Iran proved that it's able to drag the region into a state of chaos by maneuvering its tools in Syria, Hizbollah, Hamas and the militias in Iraq. Iran knows that such a conflict directed by militias that blend with civilians will lead to long-lasting chaos and represents a half-solution that debilitates the other powers and at the same time it's not a costly tactic for Iran! A 100 million dollars in the hands of gangs are enough to cause a lot of destruction that cannot be cured by billions in reconstruction, and it always costs less to destruct than to build.

The key point in this strategy is to keep the half-solution alive. This method proved successful in keeping the despotic regimes in power for decades and these regimes think this strategy is still valid.

...

The question is did Iran make the right calculations this time? And is the world willing to accept more of those half-solutions?

I don't think so…

Trying to play the same scenario and adopt the same policies over and over again will bring undesirable outcomes for Iran this time and I can see that there's an Israeli determination to break the cycle; the thing is that Israel does not have to deal with the problem that America has to deal with; Israel does not have the political brakes that view the war in different ways. I mean to Israel this war is about existence and that's why Israel is going to go as far as it takes to secure this existence while the geographically-distant America view it differently and the attitude of some Americans who feel that this war is not that serious is understood.

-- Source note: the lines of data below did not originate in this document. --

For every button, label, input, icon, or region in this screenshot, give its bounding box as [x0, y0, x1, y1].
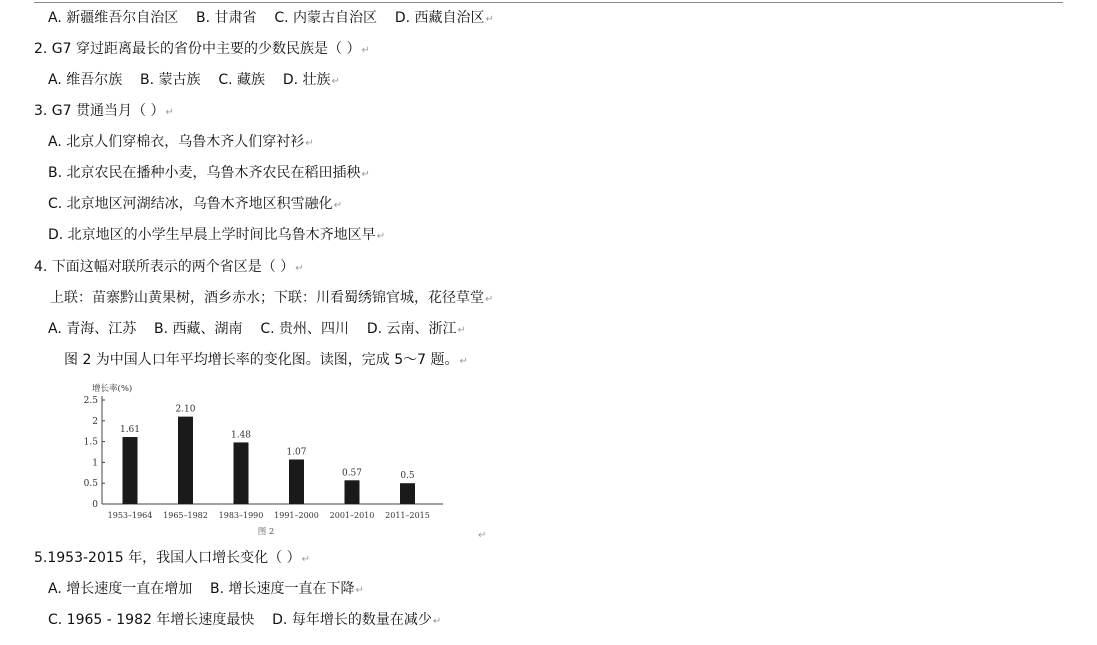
- q5-options-ab-text: A. 增长速度一直在增加 B. 增长速度一直在下降: [48, 581, 355, 597]
- paragraph-mark-icon: ↵: [478, 530, 487, 541]
- q3-option-a-text: A. 北京人们穿棉衣，乌鲁木齐人们穿衬衫: [48, 134, 305, 150]
- paragraph-mark-icon: ↵: [361, 45, 370, 56]
- x-tick-label: 1991–2000: [274, 511, 319, 520]
- bar: [123, 437, 138, 504]
- y-tick-label: 2.5: [83, 396, 98, 406]
- x-tick-label: 1983–1990: [218, 511, 264, 520]
- q1-options: [48, 8, 494, 28]
- paragraph-mark-icon: ↵: [165, 107, 174, 118]
- q3-stem: [34, 101, 174, 121]
- paragraph-mark-icon: ↵: [376, 231, 386, 242]
- bar: [178, 417, 193, 504]
- q1-options-text: A. 新疆维吾尔自治区 B. 甘肃省 C. 内蒙古自治区 D. 西藏自治区: [48, 10, 485, 26]
- q4-stem: [34, 257, 304, 277]
- x-tick-label: 1953–1964: [107, 511, 153, 520]
- q3-option-c: [48, 194, 342, 214]
- figure-caption: 图 2: [257, 527, 275, 537]
- paragraph-mark-icon: ↵: [305, 138, 314, 149]
- q2-options: [48, 70, 340, 90]
- y-tick-label: 1: [92, 458, 98, 469]
- q2-stem: [34, 39, 370, 59]
- paragraph-mark-icon: ↵: [331, 76, 340, 87]
- paragraph-mark-icon: ↵: [333, 200, 343, 211]
- bar-value-label: 1.61: [119, 425, 141, 436]
- bar-value-label: 0.57: [341, 468, 363, 479]
- x-tick-label: 2011–2015: [385, 511, 430, 520]
- q4-options: [48, 319, 466, 339]
- q5-stem: [34, 548, 310, 568]
- top-rule: [34, 2, 1063, 3]
- paragraph-mark-icon: ↵: [485, 14, 494, 25]
- q5-options-cd-text: C. 1965 - 1982 年增长速度最快 D. 每年增长的数量在减少: [48, 612, 432, 628]
- q5-options-ab: [48, 579, 364, 599]
- q2-options-text: A. 维吾尔族 B. 蒙古族 C. 藏族 D. 壮族: [48, 72, 331, 88]
- q3-option-d: [48, 225, 385, 245]
- q5-options-cd: [48, 610, 441, 630]
- q4-options-text: A. 青海、江苏 B. 西藏、湖南 C. 贵州、四川 D. 云南、浙江: [48, 321, 457, 337]
- paragraph-mark-icon: ↵: [301, 554, 310, 565]
- paragraph-mark-icon: ↵: [295, 263, 304, 274]
- y-tick-label: 0: [92, 500, 98, 510]
- bar: [400, 483, 415, 504]
- bar: [345, 480, 360, 504]
- q3-option-b: [48, 163, 370, 183]
- paragraph-mark-icon: ↵: [485, 294, 494, 305]
- q5-stem-text: 5.1953-2015 年，我国人口增长变化（ ）: [34, 550, 301, 566]
- figure-intro: [64, 350, 468, 370]
- paragraph-mark-icon: ↵: [355, 585, 364, 596]
- paragraph-mark-icon: ↵: [459, 356, 468, 367]
- q4-stem-text: 4. 下面这幅对联所表示的两个省区是（ ）: [34, 259, 295, 275]
- paragraph-mark-icon: ↵: [457, 325, 466, 336]
- y-tick-label: 1.5: [83, 437, 98, 448]
- q4-couplet-text: 上联：苗寨黔山黄果树，酒乡赤水；下联：川看蜀绣锦官城，花径草堂: [50, 290, 484, 306]
- bar: [289, 459, 304, 504]
- x-tick-label: 1965–1982: [163, 511, 208, 520]
- q3-option-c-text: C. 北京地区河湖结冰，乌鲁木齐地区积雪融化: [48, 196, 333, 212]
- bar-value-label: 2.10: [175, 404, 196, 415]
- population-growth-chart: [78, 378, 458, 540]
- bar: [234, 442, 249, 504]
- bar-value-label: 1.48: [230, 430, 252, 441]
- y-axis-label: 增长率(%): [92, 384, 133, 394]
- bar-value-label: 0.5: [400, 471, 415, 482]
- q3-option-b-text: B. 北京农民在播种小麦，乌鲁木齐农民在稻田插秧: [48, 165, 361, 181]
- q2-stem-text: 2. G7 穿过距离最长的省份中主要的少数民族是（ ）: [34, 41, 361, 57]
- paragraph-mark-icon: ↵: [432, 616, 442, 627]
- y-tick-label: 0.5: [83, 479, 98, 490]
- q3-stem-text: 3. G7 贯通当月（ ）: [34, 103, 165, 119]
- y-tick-label: 2: [92, 416, 98, 427]
- q3-option-a: [48, 132, 314, 152]
- x-tick-label: 2001–2010: [329, 511, 375, 520]
- q4-couplet: [50, 288, 493, 308]
- bar-value-label: 1.07: [286, 447, 307, 458]
- paragraph-mark-icon: ↵: [361, 169, 370, 180]
- q3-option-d-text: D. 北京地区的小学生早晨上学时间比乌鲁木齐地区早: [48, 227, 376, 243]
- figure-intro-text: 图 2 为中国人口年平均增长率的变化图。读图，完成 5～7 题。: [64, 352, 459, 368]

The last item made clear to me why I used to have an attitude of total unconcern for the fate of Israel. Something I picked up by osmosis.

Via Will, Werner Cohn's: From Victim to Shylock and Oppressor: The New Image of the Jew in the Trotskyist Movement

The question of whether the Trotskyist movement is anti-Semitic arises primarily if one thinks of anti-Semitism as an all-or-none phenomenon. But a moment's reflection shows that, like Marx himself, a movement may well show anti-Semitic aspects without thereby becoming totally anti-Semitic in its nature.

All Trotskyist groups declare their staunch opposition to anti-Semitism while being hostile to the Zionist enterprise. Most of the groups wish the destruction of Israel and, toward that end, support Israel's most irreconcilable enemies.